WFU

2017年11月3日 星期五

Consideration of temporomandibular joint in occlusion-oriented oral and maxillofacial surgery

Consideration of temporomandibular joint in occlusion-oriented oral and maxillofacial surgery

Professor Tetsu TAKAHASHI


Tohoku University
Sendai
JAPAN


 Temporomandibular joint (TMJ) is a diathrodial joint, which is composed of the temporal bone and the mandible, as well as a specialized dense fibrous structure, the articular disk, several ligaments, and numerous associated muscles. Functionally the TMJ is a compound joint, composed of four articulating surfaces: the articular facets of the temporal
bone and of the mandibular condyle and the superior and inferior surfaces of the articular disk.

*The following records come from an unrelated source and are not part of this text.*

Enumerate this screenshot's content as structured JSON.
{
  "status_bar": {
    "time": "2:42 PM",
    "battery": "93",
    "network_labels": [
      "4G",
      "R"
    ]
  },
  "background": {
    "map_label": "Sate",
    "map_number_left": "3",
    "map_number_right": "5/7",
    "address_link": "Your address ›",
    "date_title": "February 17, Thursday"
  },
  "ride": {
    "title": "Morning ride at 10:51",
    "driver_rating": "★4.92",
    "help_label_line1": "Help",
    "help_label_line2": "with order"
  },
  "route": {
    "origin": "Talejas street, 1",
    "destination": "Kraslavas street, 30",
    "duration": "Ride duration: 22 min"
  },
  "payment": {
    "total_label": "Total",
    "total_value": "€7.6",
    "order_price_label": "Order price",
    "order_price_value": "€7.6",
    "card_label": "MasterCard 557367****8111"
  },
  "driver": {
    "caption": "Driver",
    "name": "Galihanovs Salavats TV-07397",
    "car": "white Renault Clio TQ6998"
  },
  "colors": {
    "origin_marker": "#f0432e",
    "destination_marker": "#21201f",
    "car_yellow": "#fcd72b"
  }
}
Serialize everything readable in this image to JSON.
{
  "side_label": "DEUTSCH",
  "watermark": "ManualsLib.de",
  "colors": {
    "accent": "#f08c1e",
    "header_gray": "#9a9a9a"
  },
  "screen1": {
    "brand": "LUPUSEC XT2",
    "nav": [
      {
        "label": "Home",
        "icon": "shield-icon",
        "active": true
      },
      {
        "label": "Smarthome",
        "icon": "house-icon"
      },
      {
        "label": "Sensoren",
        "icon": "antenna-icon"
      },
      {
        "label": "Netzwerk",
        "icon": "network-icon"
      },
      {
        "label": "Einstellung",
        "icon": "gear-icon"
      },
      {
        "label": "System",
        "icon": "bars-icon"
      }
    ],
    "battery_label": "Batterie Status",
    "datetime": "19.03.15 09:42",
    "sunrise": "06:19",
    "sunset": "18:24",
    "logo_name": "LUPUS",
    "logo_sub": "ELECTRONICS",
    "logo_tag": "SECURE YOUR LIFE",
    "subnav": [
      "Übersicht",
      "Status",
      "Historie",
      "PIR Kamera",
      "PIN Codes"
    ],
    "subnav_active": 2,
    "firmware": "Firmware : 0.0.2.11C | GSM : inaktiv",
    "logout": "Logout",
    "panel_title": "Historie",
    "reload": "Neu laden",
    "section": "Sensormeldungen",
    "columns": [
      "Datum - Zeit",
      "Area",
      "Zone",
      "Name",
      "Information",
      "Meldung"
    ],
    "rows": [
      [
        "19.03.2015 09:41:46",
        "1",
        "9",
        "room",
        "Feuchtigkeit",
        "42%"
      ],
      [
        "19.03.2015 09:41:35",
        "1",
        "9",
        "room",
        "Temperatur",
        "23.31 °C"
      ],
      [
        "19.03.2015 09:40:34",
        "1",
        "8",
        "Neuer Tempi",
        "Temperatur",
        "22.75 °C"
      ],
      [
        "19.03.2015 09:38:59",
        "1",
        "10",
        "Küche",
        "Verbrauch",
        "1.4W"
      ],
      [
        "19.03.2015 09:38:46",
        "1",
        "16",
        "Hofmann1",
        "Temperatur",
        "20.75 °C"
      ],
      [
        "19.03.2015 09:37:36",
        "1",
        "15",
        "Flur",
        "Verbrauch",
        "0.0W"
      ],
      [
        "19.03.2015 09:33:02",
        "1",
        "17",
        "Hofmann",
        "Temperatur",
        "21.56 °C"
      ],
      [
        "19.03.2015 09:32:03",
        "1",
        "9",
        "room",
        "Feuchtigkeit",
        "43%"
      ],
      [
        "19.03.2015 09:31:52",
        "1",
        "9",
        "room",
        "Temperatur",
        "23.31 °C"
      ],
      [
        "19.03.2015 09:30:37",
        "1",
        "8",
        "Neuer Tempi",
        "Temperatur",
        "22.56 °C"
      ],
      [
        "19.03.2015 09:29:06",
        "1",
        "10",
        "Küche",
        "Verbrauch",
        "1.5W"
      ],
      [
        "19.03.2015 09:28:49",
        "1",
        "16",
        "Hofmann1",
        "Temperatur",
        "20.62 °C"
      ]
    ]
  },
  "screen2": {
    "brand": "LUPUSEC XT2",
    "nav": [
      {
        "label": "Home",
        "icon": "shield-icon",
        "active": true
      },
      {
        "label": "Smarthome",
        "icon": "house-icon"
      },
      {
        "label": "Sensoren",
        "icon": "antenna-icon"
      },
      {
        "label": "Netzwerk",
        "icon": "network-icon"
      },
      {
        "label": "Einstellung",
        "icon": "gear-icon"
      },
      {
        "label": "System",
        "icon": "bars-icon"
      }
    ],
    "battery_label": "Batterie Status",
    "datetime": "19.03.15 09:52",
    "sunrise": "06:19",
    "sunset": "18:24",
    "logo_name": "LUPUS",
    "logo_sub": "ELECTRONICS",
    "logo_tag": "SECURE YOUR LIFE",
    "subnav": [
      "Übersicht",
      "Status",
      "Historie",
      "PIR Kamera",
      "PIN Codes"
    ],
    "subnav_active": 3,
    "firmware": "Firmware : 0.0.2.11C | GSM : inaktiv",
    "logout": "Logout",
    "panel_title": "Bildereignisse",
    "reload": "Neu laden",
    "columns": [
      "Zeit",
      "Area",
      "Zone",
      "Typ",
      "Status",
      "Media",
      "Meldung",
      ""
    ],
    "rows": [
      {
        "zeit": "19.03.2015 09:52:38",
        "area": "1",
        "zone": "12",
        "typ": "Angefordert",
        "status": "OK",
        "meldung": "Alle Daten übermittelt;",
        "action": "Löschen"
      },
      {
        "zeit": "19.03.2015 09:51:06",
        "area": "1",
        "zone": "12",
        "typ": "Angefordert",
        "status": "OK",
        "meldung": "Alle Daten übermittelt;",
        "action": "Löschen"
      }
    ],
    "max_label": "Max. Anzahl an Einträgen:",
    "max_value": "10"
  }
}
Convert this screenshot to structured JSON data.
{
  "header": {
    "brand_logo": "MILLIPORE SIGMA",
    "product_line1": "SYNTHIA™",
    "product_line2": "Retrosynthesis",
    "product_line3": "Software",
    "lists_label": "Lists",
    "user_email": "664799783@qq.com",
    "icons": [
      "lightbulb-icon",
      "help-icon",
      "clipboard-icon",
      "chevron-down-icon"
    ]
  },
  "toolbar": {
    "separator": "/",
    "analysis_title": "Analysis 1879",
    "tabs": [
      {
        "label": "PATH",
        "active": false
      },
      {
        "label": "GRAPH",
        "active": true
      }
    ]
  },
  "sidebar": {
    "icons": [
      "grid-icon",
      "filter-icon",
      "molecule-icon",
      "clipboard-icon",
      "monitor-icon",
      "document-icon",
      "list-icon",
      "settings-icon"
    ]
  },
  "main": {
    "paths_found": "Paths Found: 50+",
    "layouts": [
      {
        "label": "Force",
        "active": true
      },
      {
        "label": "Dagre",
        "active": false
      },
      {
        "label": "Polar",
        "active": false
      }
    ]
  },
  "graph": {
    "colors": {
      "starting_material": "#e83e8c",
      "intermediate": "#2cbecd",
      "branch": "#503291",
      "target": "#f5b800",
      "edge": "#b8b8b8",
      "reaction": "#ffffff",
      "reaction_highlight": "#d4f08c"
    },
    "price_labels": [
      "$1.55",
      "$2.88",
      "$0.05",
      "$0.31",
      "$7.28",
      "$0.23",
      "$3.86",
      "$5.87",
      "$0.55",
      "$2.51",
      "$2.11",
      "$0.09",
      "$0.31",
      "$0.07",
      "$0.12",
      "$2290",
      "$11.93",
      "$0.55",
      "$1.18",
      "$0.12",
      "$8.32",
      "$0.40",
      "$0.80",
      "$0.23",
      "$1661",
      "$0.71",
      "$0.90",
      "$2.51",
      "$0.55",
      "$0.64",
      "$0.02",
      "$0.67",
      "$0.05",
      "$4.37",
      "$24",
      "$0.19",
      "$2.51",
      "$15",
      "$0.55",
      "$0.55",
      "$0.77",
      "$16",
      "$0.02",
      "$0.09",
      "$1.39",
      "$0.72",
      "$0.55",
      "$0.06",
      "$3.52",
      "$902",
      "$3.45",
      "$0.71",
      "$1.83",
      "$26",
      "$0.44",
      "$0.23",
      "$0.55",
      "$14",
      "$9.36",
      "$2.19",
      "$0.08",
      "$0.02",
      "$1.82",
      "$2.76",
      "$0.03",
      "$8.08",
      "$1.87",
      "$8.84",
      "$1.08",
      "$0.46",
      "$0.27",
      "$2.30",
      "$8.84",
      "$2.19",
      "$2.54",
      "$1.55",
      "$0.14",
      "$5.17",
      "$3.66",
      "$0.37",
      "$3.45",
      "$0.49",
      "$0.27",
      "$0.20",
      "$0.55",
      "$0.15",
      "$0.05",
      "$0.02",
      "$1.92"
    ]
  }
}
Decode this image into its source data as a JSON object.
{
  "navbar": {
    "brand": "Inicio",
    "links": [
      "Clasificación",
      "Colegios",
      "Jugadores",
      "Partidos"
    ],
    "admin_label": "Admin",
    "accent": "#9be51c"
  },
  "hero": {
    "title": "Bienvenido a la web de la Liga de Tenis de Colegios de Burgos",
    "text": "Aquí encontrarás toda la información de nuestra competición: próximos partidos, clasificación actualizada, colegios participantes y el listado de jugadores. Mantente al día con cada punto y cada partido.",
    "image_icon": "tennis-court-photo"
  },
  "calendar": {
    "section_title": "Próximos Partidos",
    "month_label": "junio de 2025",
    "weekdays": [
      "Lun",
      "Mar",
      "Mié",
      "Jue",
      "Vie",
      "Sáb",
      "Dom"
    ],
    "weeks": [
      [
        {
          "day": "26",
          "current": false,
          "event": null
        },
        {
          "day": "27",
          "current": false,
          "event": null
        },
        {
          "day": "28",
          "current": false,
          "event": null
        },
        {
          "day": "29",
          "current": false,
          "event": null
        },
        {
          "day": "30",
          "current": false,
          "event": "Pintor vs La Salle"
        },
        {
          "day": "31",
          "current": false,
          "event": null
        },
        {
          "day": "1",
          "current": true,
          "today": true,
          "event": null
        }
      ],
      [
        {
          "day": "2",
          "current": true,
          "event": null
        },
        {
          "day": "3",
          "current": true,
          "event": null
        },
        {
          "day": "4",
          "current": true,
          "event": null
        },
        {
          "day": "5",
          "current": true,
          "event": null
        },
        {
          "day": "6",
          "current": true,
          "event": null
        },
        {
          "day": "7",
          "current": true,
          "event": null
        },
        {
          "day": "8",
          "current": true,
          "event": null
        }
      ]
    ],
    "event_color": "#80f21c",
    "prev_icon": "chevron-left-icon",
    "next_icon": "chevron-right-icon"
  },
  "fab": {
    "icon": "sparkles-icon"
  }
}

The articular disk divides the joint into two compartments. The lower compartment permits hinge motion or rotation and hence is termed ginglymoid. The superior compartment permits
sliding (or translatory) movements and is therefore called arthrodial. Hence the TMJ as a whole can be termed ginglymoarthrodial.
 Trauma such as condylar fractures, growth anomalies, neoplastic diseases, and TMJ disorders including osteoarthritis cause dento-maxillo-facial deformities and occlusal disorders. When we correct such dento-maxillo-facial deformities including occlusion, special care should be taken not to aggravate TMJ function such as articulation and occlusion. Therefore, we oral and maxillofacial surgeons should always consider TMJ antomy, pathophysiology, and function. In this lecture, I would like to focus on TMJ, specifically on its biology and function in oral and maxillofacial surgery.